Aunque idealizada de acuerdo con
los cánones renacentistas, debió ser harto hermosa y de buenas prendas
personales y morales. Tanto que el pintor
puso una cartela con dos versos de un epigrama de Marcial: Ars utinam mores animumque effigere posses. Pulchrior in terris nulla
tabella foret: “Ojalá el arte pudiera representar las costumbres y el alma. No
habría en la tierra mejor pintura”.
Y dirá el improbable lector que a
qué viene tanto rollo por una joven dama muerta en 1488, que es una pasada de exquisitez
para un viejo funcionario anclado en viejas contemplaciones. Y no le faltará
razón. Puestos a adorar antiguas bellezas –insistirá el lector- , ahí está Mona Lisa, a
la que visitan en peregrinación miles de turistas.

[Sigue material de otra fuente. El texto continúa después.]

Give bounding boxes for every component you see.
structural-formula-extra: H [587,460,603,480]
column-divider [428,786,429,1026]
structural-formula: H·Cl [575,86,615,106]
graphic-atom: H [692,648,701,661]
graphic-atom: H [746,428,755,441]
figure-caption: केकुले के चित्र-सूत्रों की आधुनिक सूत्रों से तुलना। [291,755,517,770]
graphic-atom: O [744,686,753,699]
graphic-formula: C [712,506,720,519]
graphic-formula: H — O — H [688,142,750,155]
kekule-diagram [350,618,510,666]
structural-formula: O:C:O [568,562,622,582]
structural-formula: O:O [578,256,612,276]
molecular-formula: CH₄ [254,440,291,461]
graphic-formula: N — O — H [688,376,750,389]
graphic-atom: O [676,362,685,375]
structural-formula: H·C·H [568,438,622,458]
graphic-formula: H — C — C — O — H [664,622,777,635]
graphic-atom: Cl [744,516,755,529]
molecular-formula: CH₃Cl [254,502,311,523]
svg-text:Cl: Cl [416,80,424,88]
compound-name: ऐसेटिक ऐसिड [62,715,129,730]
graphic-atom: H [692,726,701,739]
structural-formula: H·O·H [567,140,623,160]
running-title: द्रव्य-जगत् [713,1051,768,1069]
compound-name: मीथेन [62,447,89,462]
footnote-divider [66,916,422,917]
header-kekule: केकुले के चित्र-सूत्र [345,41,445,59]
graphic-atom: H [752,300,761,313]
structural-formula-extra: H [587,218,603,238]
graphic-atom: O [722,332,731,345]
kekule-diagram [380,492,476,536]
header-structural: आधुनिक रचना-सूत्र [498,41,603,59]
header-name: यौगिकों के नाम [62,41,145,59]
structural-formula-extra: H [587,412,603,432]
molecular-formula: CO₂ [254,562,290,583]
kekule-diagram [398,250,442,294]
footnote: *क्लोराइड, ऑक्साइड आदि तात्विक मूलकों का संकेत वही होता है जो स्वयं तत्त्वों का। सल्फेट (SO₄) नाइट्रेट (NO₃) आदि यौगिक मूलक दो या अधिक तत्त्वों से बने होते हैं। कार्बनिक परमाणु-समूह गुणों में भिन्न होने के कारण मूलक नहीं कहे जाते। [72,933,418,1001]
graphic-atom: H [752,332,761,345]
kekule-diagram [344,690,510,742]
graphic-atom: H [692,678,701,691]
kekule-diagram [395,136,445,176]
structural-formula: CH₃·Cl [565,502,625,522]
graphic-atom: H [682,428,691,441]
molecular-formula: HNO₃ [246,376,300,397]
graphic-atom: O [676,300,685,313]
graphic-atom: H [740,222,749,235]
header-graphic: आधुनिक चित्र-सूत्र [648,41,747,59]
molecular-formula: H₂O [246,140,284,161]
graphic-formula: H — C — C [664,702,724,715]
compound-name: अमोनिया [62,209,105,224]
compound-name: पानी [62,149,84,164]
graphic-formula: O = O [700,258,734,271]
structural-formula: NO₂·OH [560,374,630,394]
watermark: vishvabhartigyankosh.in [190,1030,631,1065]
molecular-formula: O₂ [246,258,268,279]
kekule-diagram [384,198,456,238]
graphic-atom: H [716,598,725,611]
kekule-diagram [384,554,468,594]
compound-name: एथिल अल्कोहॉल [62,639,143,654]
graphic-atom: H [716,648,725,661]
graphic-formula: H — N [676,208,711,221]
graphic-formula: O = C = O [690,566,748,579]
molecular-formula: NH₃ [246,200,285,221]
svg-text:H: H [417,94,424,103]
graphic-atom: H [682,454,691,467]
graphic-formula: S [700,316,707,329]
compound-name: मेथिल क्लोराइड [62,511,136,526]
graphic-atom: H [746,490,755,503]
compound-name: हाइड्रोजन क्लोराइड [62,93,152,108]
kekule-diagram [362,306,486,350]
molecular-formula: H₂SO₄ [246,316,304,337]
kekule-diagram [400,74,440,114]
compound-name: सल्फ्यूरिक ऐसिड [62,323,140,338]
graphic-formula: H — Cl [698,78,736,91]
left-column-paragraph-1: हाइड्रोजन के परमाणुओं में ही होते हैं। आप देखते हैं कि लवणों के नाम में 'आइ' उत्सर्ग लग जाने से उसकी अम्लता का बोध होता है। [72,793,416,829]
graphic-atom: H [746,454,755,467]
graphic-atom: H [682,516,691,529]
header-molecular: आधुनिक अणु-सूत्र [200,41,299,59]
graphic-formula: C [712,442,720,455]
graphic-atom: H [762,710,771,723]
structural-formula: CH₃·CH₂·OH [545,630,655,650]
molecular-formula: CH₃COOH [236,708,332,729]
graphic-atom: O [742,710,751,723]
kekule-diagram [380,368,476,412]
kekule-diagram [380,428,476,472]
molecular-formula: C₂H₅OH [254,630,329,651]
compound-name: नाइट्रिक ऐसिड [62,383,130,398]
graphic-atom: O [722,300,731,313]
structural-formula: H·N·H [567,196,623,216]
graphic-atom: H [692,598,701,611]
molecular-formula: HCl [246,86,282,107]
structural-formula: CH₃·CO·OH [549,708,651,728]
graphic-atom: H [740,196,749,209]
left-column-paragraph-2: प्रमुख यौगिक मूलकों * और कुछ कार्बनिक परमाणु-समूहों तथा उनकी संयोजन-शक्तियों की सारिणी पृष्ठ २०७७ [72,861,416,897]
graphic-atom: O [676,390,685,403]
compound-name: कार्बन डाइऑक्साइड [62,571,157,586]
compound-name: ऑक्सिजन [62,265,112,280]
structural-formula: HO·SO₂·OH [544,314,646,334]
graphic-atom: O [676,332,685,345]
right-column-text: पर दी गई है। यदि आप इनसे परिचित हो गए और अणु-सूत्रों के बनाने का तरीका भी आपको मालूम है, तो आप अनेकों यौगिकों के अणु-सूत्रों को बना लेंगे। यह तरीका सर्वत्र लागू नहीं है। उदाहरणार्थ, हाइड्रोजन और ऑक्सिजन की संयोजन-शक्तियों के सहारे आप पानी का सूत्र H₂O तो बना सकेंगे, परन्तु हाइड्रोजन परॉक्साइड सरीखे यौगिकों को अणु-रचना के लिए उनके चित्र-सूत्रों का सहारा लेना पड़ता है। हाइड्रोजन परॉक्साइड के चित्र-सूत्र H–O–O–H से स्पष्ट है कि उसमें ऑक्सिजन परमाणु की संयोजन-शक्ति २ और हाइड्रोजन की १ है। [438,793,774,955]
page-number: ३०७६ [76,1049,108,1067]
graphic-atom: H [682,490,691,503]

El refrendo multitudinario
de la Gioconda deja en mantillas a la jovencísima Giovanna, a la que cuatro
despistados echan un vistazo distraído.
Pero quien esto escribe sigue en
sus trece, porque la masa turística, con sus selfies, no hace más que prostituir de vulgaridad a un personaje al
que, para desacralizarlo, ya Marcel Duchamps pintó perilla y bigotito de
señorito sexualmente ambidiestro, además de colgarle aquel infamante letrero de
L. H. O. O. Q.: Elle a chaud au cul.
Permítame que le diga que a yo también soy jubilata y me gusta mucho la Mirus Cyrus o como se llame. La suya la veo un poco acartonada, demasiado rectangular, si me permite la expresión. Pero Myrus Cirus o como se llame, es otra cosa. Pero las opiniones son de cada uno, por supuesto.
ResponderEliminarJuan José, no haga usted caso al Sr. Trajano que respira rencor retroactivo, al no ser capaz de imaginar que esta mujer maravillosa pueda haber sido contemporánea suya aunque sea solo en mente y por eso se aferra a cualquier cosilla, con tal de que sea actual y a mano. D. Juan José siga ud. por este camino que es el que lleva directamente a la derrota, como diría un marino; es decir, al camino marcado que tiene uno en su vida, grabado a fuego en sus cartas natalicia y de navegación. Y que dios reparta suerte, leñe.